With only the built in packages and the built in OpenSSH added (to make it easier on me to test...), all updated with sudo apt-get update; sudo apt-get upgrade. I used the PHP available with sudo apt-get php-common php-cli, and the version I got is PHP 7.0.8-3ubuntu3 (cli) ( NTS )... Doesn't happen there. This is with the "develop" branches of both Net_RouterOS and Net_Transmitter, but considering I've done nothing specifically targeted at this issue, I'm very surprised it's not happening.

My full test code

<?php

use PEAR2\Autoload;
use PEAR2\Net\RouterOS;

error_reporting(E_ALL | E_STRICT);
ini_set('display_errors', 1);

require_once 'Autoload.git/src/PEAR2/Autoload.php';
Autoload::initialize(__DIR__ . '/Net_RouterOS.git/src');
Autoload::initialize(__DIR__ . '/Net_Transmitter.git/src');
var_dump(Autoload::getPaths());

$client = new RouterOS\Client('192.168.88.1', 'admin', '');
$client->sendSync(new RouterOS\Request('/system reboot'));
sleep(2);
$char = $client->getCharset(RouterOS\Communicator::CHARSET_REMOTE);
var_dump($char);

echo 'OK?';
echo "\n";

The added sleep(2); is there to make sure the "/quit" attempt only happens after the reboot commences. With or without it, there's no error of any kind at any point.

I wonder if it's a kernel issue that's already fixed, perhaps as recently as in between 16.04 and 16.10.

khandieyea commented 7 years ago

Is it actually rebooting?

boenrobot commented 7 years ago

It is rebooting, yes, but more importantly, doing so without any errors or hangs on the PHP side.
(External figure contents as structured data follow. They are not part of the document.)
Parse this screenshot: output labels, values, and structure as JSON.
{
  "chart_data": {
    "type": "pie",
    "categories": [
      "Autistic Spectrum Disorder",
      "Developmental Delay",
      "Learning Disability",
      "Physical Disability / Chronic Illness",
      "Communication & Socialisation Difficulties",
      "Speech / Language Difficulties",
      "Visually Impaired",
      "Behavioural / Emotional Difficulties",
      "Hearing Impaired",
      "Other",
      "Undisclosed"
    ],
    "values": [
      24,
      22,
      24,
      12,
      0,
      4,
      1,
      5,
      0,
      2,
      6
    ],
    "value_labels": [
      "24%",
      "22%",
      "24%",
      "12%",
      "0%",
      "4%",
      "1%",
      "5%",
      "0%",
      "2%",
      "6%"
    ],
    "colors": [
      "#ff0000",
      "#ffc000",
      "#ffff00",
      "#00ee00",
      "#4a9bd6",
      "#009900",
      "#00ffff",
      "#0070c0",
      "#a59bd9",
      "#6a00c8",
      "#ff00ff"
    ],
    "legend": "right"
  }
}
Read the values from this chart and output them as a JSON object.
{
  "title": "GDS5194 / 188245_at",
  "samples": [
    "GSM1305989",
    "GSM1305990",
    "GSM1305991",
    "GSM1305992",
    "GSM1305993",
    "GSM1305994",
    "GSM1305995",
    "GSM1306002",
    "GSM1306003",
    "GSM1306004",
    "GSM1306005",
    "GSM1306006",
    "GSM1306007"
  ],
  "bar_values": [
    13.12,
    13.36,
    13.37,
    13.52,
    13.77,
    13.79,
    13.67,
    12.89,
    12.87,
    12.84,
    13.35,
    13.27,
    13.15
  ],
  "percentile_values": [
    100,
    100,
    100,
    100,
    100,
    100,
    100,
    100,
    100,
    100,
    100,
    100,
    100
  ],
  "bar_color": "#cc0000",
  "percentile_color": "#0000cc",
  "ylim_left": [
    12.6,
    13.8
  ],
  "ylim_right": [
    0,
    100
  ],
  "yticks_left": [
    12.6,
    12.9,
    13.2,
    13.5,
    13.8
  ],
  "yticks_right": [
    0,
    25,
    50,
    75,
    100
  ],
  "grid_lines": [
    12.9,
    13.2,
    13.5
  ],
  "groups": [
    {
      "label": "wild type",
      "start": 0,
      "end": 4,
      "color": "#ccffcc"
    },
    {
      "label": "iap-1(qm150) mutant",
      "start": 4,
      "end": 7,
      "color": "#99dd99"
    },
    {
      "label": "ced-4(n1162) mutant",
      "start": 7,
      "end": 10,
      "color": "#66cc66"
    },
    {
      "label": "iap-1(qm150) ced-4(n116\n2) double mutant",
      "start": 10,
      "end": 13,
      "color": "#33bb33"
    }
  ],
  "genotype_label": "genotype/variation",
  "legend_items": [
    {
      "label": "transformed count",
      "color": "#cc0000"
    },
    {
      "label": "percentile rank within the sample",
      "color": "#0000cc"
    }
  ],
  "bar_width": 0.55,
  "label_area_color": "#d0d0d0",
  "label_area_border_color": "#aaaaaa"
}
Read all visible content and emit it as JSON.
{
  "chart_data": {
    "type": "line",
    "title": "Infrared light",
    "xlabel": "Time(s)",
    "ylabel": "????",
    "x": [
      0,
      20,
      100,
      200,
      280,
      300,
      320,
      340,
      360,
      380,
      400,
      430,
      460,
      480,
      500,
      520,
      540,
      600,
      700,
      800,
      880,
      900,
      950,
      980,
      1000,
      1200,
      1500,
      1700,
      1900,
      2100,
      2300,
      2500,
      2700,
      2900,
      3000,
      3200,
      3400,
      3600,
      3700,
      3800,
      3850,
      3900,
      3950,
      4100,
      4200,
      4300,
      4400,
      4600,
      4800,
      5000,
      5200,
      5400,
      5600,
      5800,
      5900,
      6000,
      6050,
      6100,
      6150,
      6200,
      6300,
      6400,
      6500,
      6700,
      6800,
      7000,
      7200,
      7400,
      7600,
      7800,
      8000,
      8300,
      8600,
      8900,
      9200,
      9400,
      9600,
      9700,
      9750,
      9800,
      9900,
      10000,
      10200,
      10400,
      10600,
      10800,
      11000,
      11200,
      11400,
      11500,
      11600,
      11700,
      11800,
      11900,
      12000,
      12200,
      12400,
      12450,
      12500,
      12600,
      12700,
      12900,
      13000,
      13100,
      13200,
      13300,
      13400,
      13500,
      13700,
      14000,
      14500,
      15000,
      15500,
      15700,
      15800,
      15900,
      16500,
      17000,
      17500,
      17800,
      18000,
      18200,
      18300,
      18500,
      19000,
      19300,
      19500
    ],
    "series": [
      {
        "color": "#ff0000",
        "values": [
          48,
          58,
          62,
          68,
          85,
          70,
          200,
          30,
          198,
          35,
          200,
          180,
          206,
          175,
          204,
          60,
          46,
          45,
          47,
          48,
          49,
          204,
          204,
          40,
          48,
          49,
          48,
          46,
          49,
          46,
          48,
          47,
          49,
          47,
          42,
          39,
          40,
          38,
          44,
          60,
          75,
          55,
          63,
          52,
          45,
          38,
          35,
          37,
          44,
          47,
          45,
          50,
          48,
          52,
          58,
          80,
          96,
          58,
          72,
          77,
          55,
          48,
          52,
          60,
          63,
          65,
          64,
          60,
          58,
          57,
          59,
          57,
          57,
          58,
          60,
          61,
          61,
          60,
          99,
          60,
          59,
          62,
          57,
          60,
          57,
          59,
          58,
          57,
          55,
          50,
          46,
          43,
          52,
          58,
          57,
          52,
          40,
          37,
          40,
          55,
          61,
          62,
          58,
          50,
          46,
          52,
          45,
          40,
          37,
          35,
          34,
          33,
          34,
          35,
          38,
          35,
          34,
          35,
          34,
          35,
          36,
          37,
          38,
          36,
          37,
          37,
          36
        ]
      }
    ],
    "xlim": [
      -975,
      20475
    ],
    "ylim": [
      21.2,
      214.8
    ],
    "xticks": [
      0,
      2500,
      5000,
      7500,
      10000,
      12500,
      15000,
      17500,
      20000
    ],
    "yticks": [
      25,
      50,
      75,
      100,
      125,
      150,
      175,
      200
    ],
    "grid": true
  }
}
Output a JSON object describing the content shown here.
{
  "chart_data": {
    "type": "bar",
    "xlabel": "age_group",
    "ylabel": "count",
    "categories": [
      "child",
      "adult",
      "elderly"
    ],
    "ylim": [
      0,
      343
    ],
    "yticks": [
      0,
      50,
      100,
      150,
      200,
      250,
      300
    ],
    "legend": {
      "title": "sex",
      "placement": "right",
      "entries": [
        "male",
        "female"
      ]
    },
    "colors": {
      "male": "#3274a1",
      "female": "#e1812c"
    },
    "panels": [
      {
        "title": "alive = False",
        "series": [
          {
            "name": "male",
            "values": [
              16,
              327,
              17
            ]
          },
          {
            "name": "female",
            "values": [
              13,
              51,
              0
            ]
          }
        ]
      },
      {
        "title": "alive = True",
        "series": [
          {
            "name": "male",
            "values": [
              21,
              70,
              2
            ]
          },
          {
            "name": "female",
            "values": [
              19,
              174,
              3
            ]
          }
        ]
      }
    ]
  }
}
Previously, it would reboot as well, but as @FezzFest mentiond, it would just hang OR (as other reports I've had), it wouldn't hang, but would finish up with an error.

(The RouterOS I'm using is a real 951Ui-2HnD with 6.37.1; The Ubuntu server is in a Hyper-V VM...)

khandieyea commented 7 years ago

Had to ask, I've had issues with "/system reboot" not actually rebooting, but "/system/reboot" working.

Is your routeros target on the same LAN? I'll test with 16.10

boenrobot commented 7 years ago

Heh. This API client translates "/system reboot" to "/system/reboot" under the hood, but most others don't, so no surprise there ;-) . LeGrange's Java client is among the few others who do this.

Yes, the RouterOS and VM are in the same LAN, thanks to Hyper-V's switching. Both in the 192.168.88.0/24 subnet. I don't think I can setup a more complicated setup than that though, as trying to do NAT with Hyper-V in place can be kind of tricky, and equally tricky is setting up Ubuntu Server (or any x64 OS) on VirtualBox...

khandieyea commented 7 years ago

Yea it is strange. Ok that's all great. I'm building 2 vanilla 16.04 and 16.10 boxes, will implement your test structure, and see what happens.

Thanks a million!